Sherlock Holmes and the Servants of Hell (Part Two)

Following on from our interview with Paul Kane, we can now present our review of his novel.

Sherlock Holmes and the Servants of Hell by Paul Kane, Solaris July 2016

384pp £7.99

Reviewed by Adrian Middleton

Servants of Hell is a book of two parts, the first being the intrusion of the Hellraiser mythos into the Victorian world of Sherlock Holmes and the second bringing characters from that world into the dark and bloodlit corridors of that part of Hell that is the Kingdom of the Cenobites. But readers should not expect to meet Pinhead or the creatures of the films – being set 18 years before the Great War, those familiar faces are if a later generation, allowing Kane to establish a very different Order of the Gash.

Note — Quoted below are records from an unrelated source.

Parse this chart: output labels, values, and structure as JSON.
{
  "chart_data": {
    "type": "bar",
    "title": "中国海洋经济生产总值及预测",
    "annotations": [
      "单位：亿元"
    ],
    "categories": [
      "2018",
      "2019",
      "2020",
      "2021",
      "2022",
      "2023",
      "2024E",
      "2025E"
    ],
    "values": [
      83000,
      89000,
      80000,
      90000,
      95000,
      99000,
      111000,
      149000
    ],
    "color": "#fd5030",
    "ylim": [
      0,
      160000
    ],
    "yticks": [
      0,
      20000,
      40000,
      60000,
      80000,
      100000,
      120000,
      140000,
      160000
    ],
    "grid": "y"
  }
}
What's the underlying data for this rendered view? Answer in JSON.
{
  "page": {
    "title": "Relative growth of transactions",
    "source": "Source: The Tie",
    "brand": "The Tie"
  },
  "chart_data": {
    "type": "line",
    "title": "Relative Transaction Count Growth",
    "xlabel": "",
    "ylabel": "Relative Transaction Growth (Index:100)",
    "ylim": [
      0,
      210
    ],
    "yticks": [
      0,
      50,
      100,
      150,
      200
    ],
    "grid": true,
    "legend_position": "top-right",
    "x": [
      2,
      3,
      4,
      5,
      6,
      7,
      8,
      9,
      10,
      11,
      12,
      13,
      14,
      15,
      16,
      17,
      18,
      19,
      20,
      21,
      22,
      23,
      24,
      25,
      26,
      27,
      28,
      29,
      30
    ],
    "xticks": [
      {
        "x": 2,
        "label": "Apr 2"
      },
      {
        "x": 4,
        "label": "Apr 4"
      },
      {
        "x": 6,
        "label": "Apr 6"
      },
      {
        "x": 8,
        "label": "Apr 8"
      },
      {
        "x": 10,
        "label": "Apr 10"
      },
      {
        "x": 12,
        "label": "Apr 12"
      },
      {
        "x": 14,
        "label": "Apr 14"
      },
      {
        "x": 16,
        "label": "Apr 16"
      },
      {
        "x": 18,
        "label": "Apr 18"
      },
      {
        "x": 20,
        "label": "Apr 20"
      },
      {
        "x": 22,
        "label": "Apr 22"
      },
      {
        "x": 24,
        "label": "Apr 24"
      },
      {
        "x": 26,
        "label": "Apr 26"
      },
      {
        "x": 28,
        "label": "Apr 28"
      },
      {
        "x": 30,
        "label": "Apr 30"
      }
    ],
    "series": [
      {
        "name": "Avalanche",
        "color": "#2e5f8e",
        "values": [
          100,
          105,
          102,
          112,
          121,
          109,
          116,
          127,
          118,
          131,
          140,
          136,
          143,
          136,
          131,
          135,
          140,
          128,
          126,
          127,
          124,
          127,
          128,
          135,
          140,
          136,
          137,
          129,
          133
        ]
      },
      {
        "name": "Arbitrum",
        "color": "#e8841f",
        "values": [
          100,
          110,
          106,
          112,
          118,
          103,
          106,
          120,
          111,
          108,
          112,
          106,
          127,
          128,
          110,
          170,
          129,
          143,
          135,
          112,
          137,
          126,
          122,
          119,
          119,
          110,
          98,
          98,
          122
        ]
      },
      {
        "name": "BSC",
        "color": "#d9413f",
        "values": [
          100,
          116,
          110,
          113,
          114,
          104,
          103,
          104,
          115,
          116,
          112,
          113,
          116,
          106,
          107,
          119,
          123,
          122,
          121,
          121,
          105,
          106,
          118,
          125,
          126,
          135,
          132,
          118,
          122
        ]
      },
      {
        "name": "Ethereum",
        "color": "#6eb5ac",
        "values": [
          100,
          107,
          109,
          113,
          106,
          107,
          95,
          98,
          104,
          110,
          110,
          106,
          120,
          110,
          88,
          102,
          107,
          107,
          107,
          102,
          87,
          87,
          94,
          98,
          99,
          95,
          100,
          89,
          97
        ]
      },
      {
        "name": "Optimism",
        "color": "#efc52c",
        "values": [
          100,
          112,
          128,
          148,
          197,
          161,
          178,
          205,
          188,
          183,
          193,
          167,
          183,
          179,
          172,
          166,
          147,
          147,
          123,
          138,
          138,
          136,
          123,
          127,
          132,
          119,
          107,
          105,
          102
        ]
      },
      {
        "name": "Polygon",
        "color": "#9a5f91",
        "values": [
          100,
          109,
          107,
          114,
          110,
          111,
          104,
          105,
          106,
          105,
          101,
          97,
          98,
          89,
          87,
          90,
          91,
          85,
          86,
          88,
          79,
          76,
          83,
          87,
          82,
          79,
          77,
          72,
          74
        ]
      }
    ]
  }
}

The first part of the book draws us into the world after Holmes has returned from the dead to a less than certain relationship with Watson. The demons that haunt the Great Detective threaten to consume him. Paul Kane plays the Sherlockian game well here, shaping the post-Reichenbach world into one which spins so many of those shadowy elements of Sherlock Holmes continuity into a sturdy web that launches Doyle’s heroes into a series of connected cases where the impossible cannot be eliminated.

There is, however, little detective work on display. It simply isn’t that kind of story. The trail of clues is so easy to follow that Watson gets to take the lead for a change, but beyond this the novel instead dwells upon the characters – on how Holmes is consumed by his obsessions while Watson, plagued by bereavement and the return of his friend, cannot help but be foolishly heroic, even in the absence of a decent plan.

That is the book’s one failing for me. Not quite so much for Holmes, whose single-mindedness makes his path inevitable, but for Watson there is a little too much steamrollering for my liking – most of his actions are shaped by the actions of those around him, and I was left feeling that he had no volition of his own throughout the story. In the first part it was simply a character flaw, but being separated from Holmes and forced instead to follow the path chosen by his hellish guides felt a little too simplistic for my tastes. Perhaps this is a result of the author juxtaposing the tropes of horror – and of the Hellraiser mythos in particular – against the traditional format of the the Holmesian mystery. Something has to give, and with the defeat of Moriarty behind him Holmes is in desperate need of a new obsession…

For this reason, upon passing into the second part of the book, I felt myself wishing more and more that Servants of Hell were a graphic novel, with so many cameos and characters (some new, some drawn from the Holmes canon, and others drawn from The Hellbound Heart/Hellraiser and from the Hellbound Hearts anthology by Kane and his wife/co-editor, Marie O’Regan) coming and going that the pace quickened to that of a pulp novel, and the visceral images being described were screaming for a storyboard artist to convert them into visuals. It would also make one hell of a nineties horror movie.

As a story based in part upon the works of Clive Barker I was finding myself drawing more comparisons between Cenobite society and Barker’s other army of grotesques, the Midianites of Cabal/Nightbreed. For Barker fans there are Easter-eggs aplenty, mostly unobtrusive and woven well into the fabric of the story. I shan’t spoil them here because, unlike in Holmes fiction where subtle facts are added as part of the ongoing game, they add to the wider tapestry of Barker’s creations. 

For Holmes fans the lack of mystery and the descent into the realms of the supernatural might be discomforting, but it is clear that great care was taken in placing the story so that its consequences reach both backward and forward across the canon, addressing many of those off-the-page mysteries beloved of the avid fan.

With the exception of a possible sequel, it certainly feels as if Servants of Hell is presented as Holmes’ one and only supernatural venture, which is as it should be. In fact, it is Holmes’ ability to accept what he sees as real that enables him to quickly come to terms with what he finds, and who he must overcome; and while Watson is no buffoon, I did find myself struggling to accept his character to quite the same degree.

I thoroughly enjoyed Servants of Hell – it was a fun, quick and unputdownable read, but I can’t help thinking that it draws much more from the cross-over comics phenomenon than from the literary or even cinematic. Epic comics did Pinhead vs. Marshal Law a few years ago, and I can’t help thinking that Servants of Hell should be adapted as the first of a new series of crossovers, with Alien, Batman, Conan, James Bond, Judge Dredd, Predator and a dozen other franchises queuing up to appear in the next volume.